"Дина Калиновская. О, суббота! (Повесть, ж."Дружба Народов" 1980 N 8)" - читать интересную книгу автора

"Москва".
Значит, поняла Мария Исааковна, молодой человек - москвич, Москва. Как
она любила Москву, хоть и не была там. Одно название - и то волновало. Она
предложила бы молодому москвичу немножко денег взаймы, если бы не гитара -
символ легковесного отношения к долгам и обязанностям.
- Я вам советую,- сказала она юноше,- пошлите телеграмму вашей маме.
Он насупился, холодно кивнул: не ваше, мол, дело, бабуся.
- Уверяю вас, мама никогда не подведет...
К нему, незнакомому юноше из Москвы, успела она повернуть лицо, когда
увидела с ужасом, что ее перо, оставляя жирную виляющую полосу, поползло
по конверту, а мрамор стола потек, как разогретое масло, теряя форму,
меняя цвет, и потекла, сплавляясь, пластмассовая чернильница на столе, и
поплыла рука в закатанном рукаве, и потемнели, лиловея, четыре
округлившиеся телеграммы.
- Ой, что это?! -удивленно воскликнула она.
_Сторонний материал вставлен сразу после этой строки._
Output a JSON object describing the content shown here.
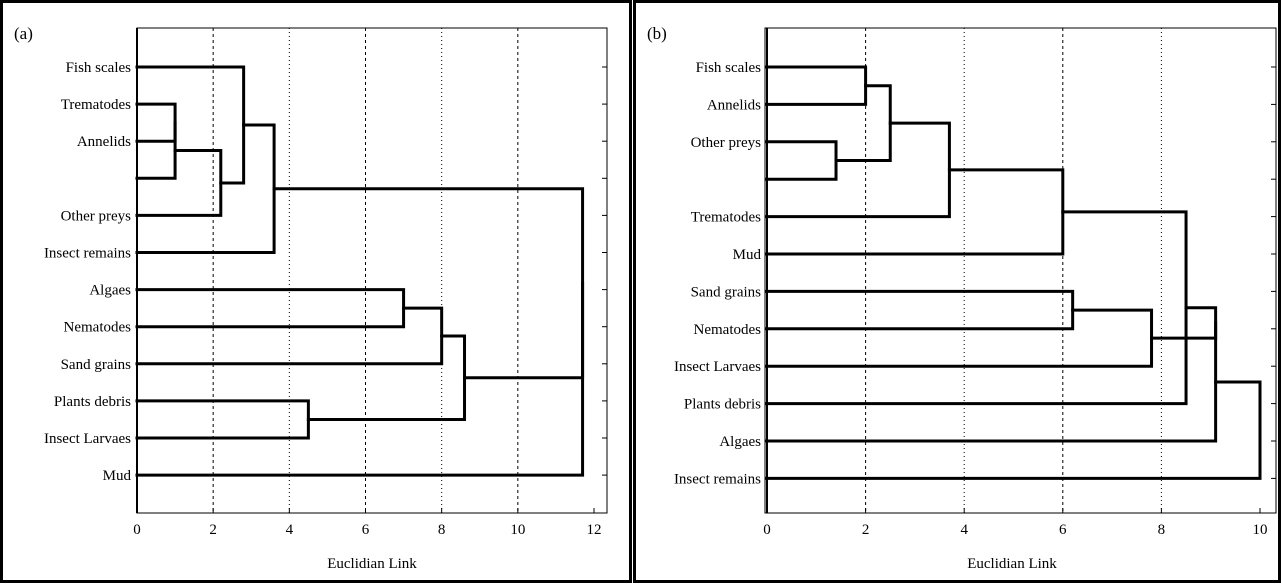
{
  "chart_data": [
    {
      "type": "dendrogram",
      "panel_label": "(a)",
      "xlabel": "Euclidian Link",
      "xlim": [
        0,
        12
      ],
      "xticks": [
        "0",
        "2",
        "4",
        "6",
        "8",
        "10",
        "12"
      ],
      "leaves": [
        "Fish scales",
        "Trematodes",
        "Annelids",
        "",
        "Other preys",
        "Insect remains",
        "Algaes",
        "Nematodes",
        "Sand grains",
        "Plants debris",
        "Insect Larvaes",
        "Mud"
      ],
      "merges": [
        {
          "a": 1,
          "b": 2,
          "height": 1.0
        },
        {
          "a": 12,
          "b": 3,
          "height": 1.0
        },
        {
          "a": 13,
          "b": 4,
          "height": 2.2
        },
        {
          "a": 0,
          "b": 14,
          "height": 2.8
        },
        {
          "a": 15,
          "b": 5,
          "height": 3.6
        },
        {
          "a": 6,
          "b": 7,
          "height": 7.0
        },
        {
          "a": 17,
          "b": 8,
          "height": 8.0
        },
        {
          "a": 9,
          "b": 10,
          "height": 4.5
        },
        {
          "a": 18,
          "b": 19,
          "height": 8.6
        },
        {
          "a": 16,
          "b": 20,
          "height": 11.7
        },
        {
          "a": 21,
          "b": 11,
          "height": 11.7
        }
      ]
    },
    {
      "type": "dendrogram",
      "panel_label": "(b)",
      "xlabel": "Euclidian Link",
      "xlim": [
        0,
        10
      ],
      "xticks": [
        "0",
        "2",
        "4",
        "6",
        "8",
        "10"
      ],
      "leaves": [
        "Fish scales",
        "Annelids",
        "Other preys",
        "",
        "Trematodes",
        "Mud",
        "Sand grains",
        "Nematodes",
        "Insect Larvaes",
        "Plants debris",
        "Algaes",
        "Insect remains"
      ],
      "merges": [
        {
          "a": 2,
          "b": 3,
          "height": 1.4
        },
        {
          "a": 0,
          "b": 1,
          "height": 2.0
        },
        {
          "a": 13,
          "b": 12,
          "height": 2.5
        },
        {
          "a": 14,
          "b": 4,
          "height": 3.7
        },
        {
          "a": 15,
          "b": 5,
          "height": 6.0
        },
        {
          "a": 6,
          "b": 7,
          "height": 6.2
        },
        {
          "a": 17,
          "b": 8,
          "height": 7.8
        },
        {
          "a": 16,
          "b": 9,
          "height": 8.5
        },
        {
          "a": 18,
          "b": 19,
          "height": 9.1
        },
        {
          "a": 20,
          "b": 10,
          "height": 9.1
        },
        {
          "a": 21,
          "b": 11,
          "height": 10.0
        }
      ]
    }
  ]
}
Как музыка, слышанная в детстве, зазвучала в ней томительная и
ускользающая боль. Она схватилась за сердце, чтобы приблизить ее к себе,
чтобы вслушаться в нее, расчувствовать, понять, не упустить. Но тело стало
странно легким, как бы парящим, уплывающим, и вместе с ним удалялась и
таяла, отнималась ее боль, самое важное для нее, самое принадлежащее ей.
Красная футболка тоже стала лиловой, потемнела и померкла. Вокруг
запрыгали мелкие фиолетовые пузырьки. Из их множества вырвался один с
огненной серединкой, бойким ресторанным голоском запел "Каштаны, каштаны",
и смолкло, и ничего не осталось - ни боли, ни света, ни голоса, ни холода
цементного пола, ни суеты вокруг.
Как и обещал, Гриша прилетел на следующий год с женой Нэнси, она всем
без исключения понравилась.
Гриша побывал на кладбище. Ему страстно захотелось посадить деревце над
могилой Манечки, но никто не знал, где достать саженцы, а потом
выяснилось, что в середине лета вообще сажать деревья не полагается, так
что Гришина затея как-то сама по себе и отсохла.
На этот раз собрались у Мони.
Казалось, что Моня не захочет оставаться в жизни без Клары, но он жил,
стал очень тихим, полюбил ходить к заводу и кормить голубей возле
цветника. Если в обеденный перерыв кто-нибудь подсаживался к нему на
скамейку, он спрашивал: "Из какого цеха?" Или: "Как сейчас с трубами
большого диаметра?" А уходя, тайком срывал с клумбы какой-нибудь цветочек.
Гриша приехал и еще через год. Саул Исаакович был тогда вполне здоров,
ноги отлично подчинялись обоим, и они много гуляли. А в четвертый приезд
Гриша навещал его в больнице - что-то сделалось с ногами, лечили.
- Исключительное место-больница!-говорил Саул Исаакович в больничном
саду под липой, прислонив к скамейке костыли. - Справа от меня лежит
профессор истории, слева - кандидат технических наук! Когда и где я мог
иметь такую компанию? В Америке возможно подобное?
А Гриша под липой жаловался, что дочь связалась с негодяем и негодяй не
смог по конской сути своей понять ее, но смог истерзать ей сердце. А люди,
купившие 'у него магазин и весь первый этаж, выживают его со второго
этажа, и, вероятно, придется съезжать на новое место. А он привык к
старому саду, он вырастил его своими руками, привык к соседям. Фамилия
этих людей была Брункс. Имя негодяя не называлось.